1) 食膳にのばし得る肉量は全體重の約50%である。
2) 料理の慣習によつて鯛肉を頭肉、脊肉、腹肉、尾肉の4部に分ちその各々に就きて普通成分、汁液のpaH價並びに汁液中の窒素の形態等を定量した。その結果一般に食味優越と見られて居る腹肉、頭肉等は脂肪含量に於て他を凌駕して居ることを示し食味と成分の量及び質並びに肉組織等の間の相關關係について推論した。
3) 鯛肉蛋白の窒素の含量並びにその分布を主としてVan Slyke氏法によつて定量しその結果Tryptophan, Lysine, Arginine等の含量豊富なることを指摘して榮養化學上優秀な蛋白であることを明らかにした。
4) 鯛肉蛋白中の窒素の形態は各部位別には截然たる差異を認め難い。
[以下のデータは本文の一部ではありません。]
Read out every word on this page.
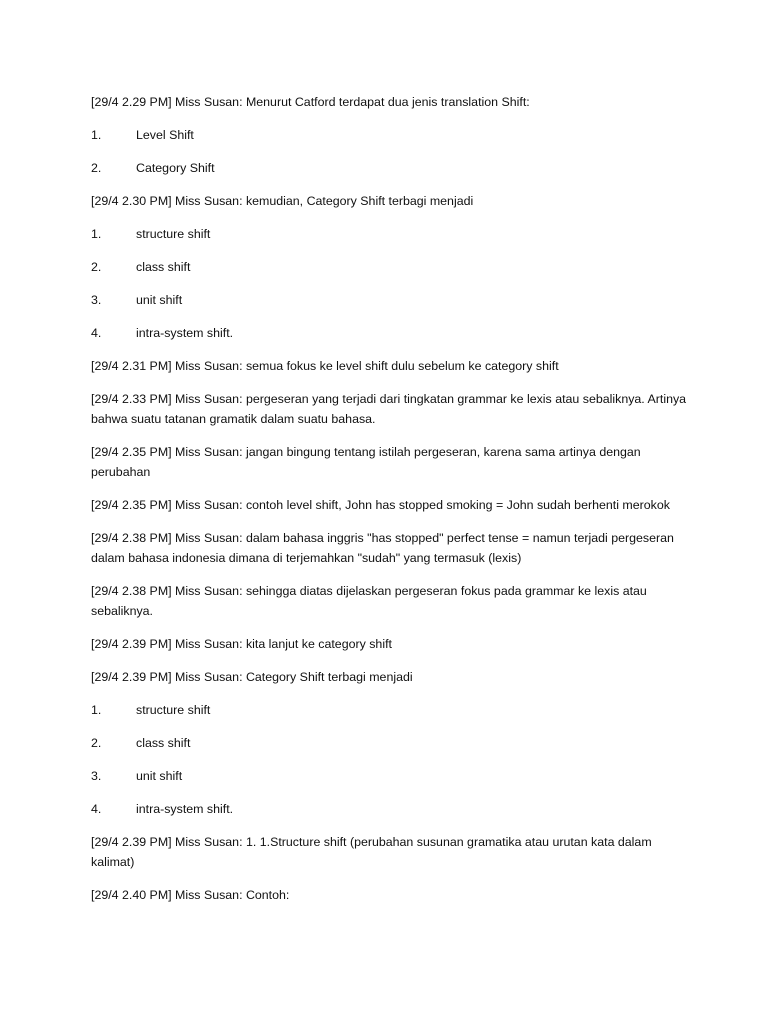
[29/4 2.29 PM] Miss Susan: Menurut Catford terdapat dua jenis translation Shift:
1.	Level Shift
2.	Category Shift
[29/4 2.30 PM] Miss Susan: kemudian, Category Shift terbagi menjadi
1.	structure shift
2.	class shift
3.	unit shift
4.	intra-system shift.
[29/4 2.31 PM] Miss Susan: semua fokus ke level shift dulu sebelum ke category shift
[29/4 2.33 PM] Miss Susan: pergeseran yang terjadi dari tingkatan grammar ke lexis atau sebaliknya. Artinya bahwa suatu tatanan gramatik dalam suatu bahasa.
[29/4 2.35 PM] Miss Susan: jangan bingung tentang istilah pergeseran, karena sama artinya dengan perubahan
[29/4 2.35 PM] Miss Susan: contoh level shift, John has stopped smoking = John sudah berhenti merokok
[29/4 2.38 PM] Miss Susan: dalam bahasa inggris "has stopped" perfect tense = namun terjadi pergeseran dalam bahasa indonesia dimana di terjemahkan "sudah" yang termasuk (lexis)
[29/4 2.38 PM] Miss Susan: sehingga diatas dijelaskan pergeseran fokus pada grammar ke lexis atau sebaliknya.
[29/4 2.39 PM] Miss Susan: kita lanjut ke category shift
[29/4 2.39 PM] Miss Susan: Category Shift terbagi menjadi
1.	structure shift
2.	class shift
3.	unit shift
4.	intra-system shift.
[29/4 2.39 PM] Miss Susan: 1. 1.Structure shift (perubahan susunan gramatika atau urutan kata dalam kalimat)
[29/4 2.40 PM] Miss Susan: Contoh:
從つて此の差異によつて鯛肉の部位別食味の異動を説明出來ないことを明示した。
5) 呈味良好なる鯛ダシ汁中には約0.5%の蛋白約0.25%の脂肪約15mg/100ccのAmino-Nが存在する。
終りに本研究を行ふに當り終始御懇篤なる御指導を賜りし恩師近藤金助教授に對し謹みて感謝の意を表し併せて實驗中多大の助力を辱うせし同研究室の諸氏に對し深謝す。